That is a Canon FD mount lens. While you could find an adapter to mount it on a D3200, it's problematic, even for adapting onto a Canon dSLR.
The main problem here is the registration distance. This is the distance that the lens is held by the mount away from the image plane (the sensor, in the case of a dSLR). This distance varies between mount systems, and lenses are designed specifically to work at this distance. If the mount you're adapting from has a thicker registration distance than the camera you own, adapting is easy--a simple ring can make up the distance as well as make the physical linkage possible.
However, when the mount you're adapting to is thicker than the one you're adapting from, you're in trouble. Because you can't just shove a lens farther into a camera body without damaging or modifying the physical linkage somehow. And the FD mount's registration distance is 42mm. Nikon F's is 46.5. That 4.5mm is in the wrong direction.
So, if you do find a simple adapter ring and use it, your lens will be sticking about about 6mm or more (because the ring adds to the depth) too far. Which means the lens won't be able to focus past a certain point. Probably measured in feet. It's like using a macro extension tube.
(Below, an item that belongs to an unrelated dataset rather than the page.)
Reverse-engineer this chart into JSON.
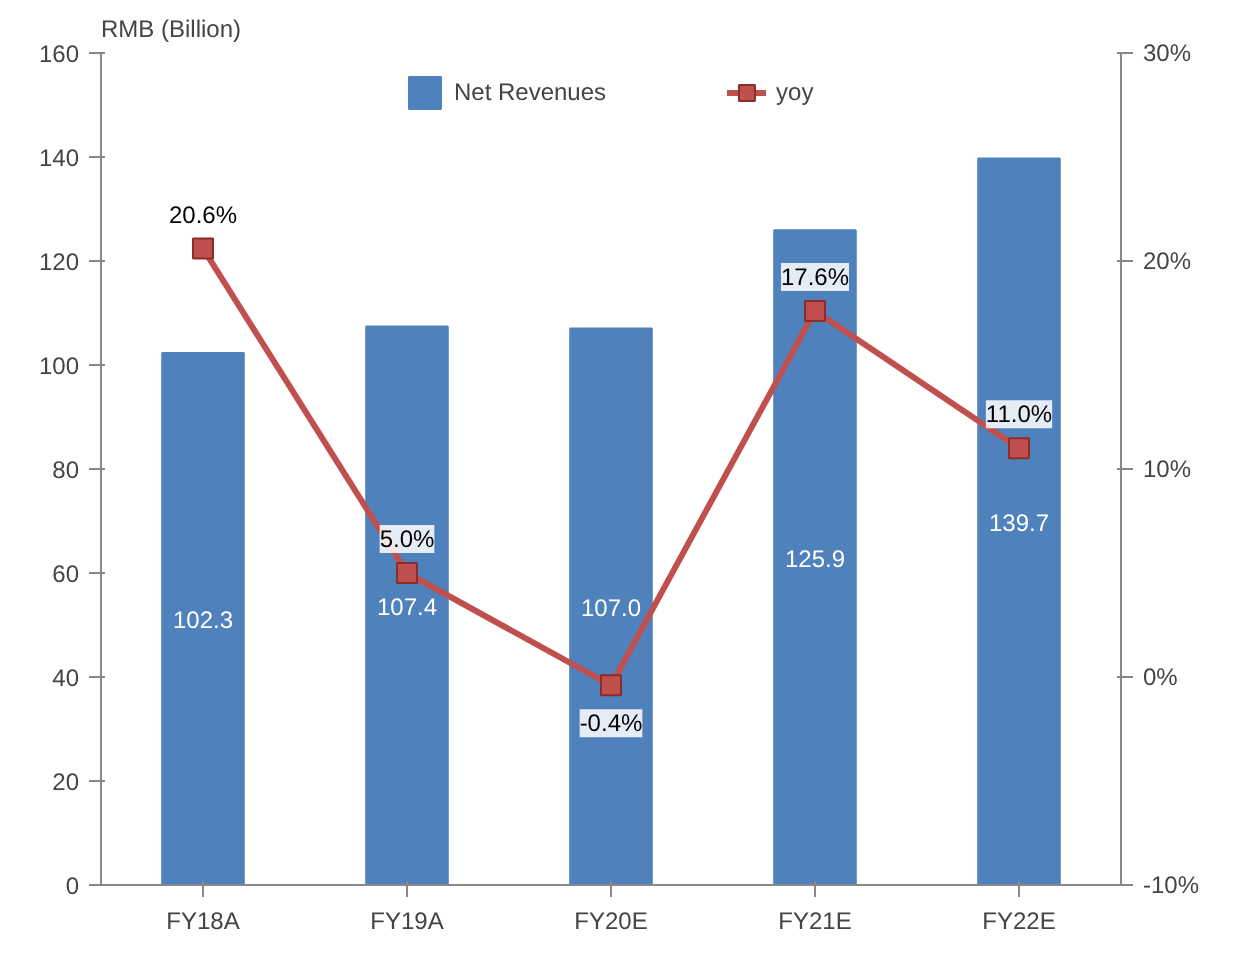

While you gain in close focus ability, you lose in far focus ability. So you'll need a lens with a glass element in it to act like a teleconverter to regain focus-to-infinity. But that will increase the focal length, reduce the maximum aperture, and add softness. The cheaper that adapter is, the softer it's likely to make your lens.
In addition, the FD/FL mount was mechanical only. There's no electronic communication between the lens and the body as you'd have with a current Nikon lens. You can't autofocus. You have to set the aperture with the lens's aperture ring. Your D3200 cannot meter accurately with this lens. You can't shoot in any modes other than M and A, because the body can't tell the lens what aperture to use. And you won't have any EXIF information from the lens. In short, it'll be a pain in the ass to use.
And a Nikor 55-200 or 70-300 lens goes for around US$150 new on Amazon. And if $150 is too expensive for a lens for you, then a dSLR may not be the right type of camera for you. dSLRs are expensive because they're system cameras, and you have to buy the other parts of the system to take advantage of their versatility.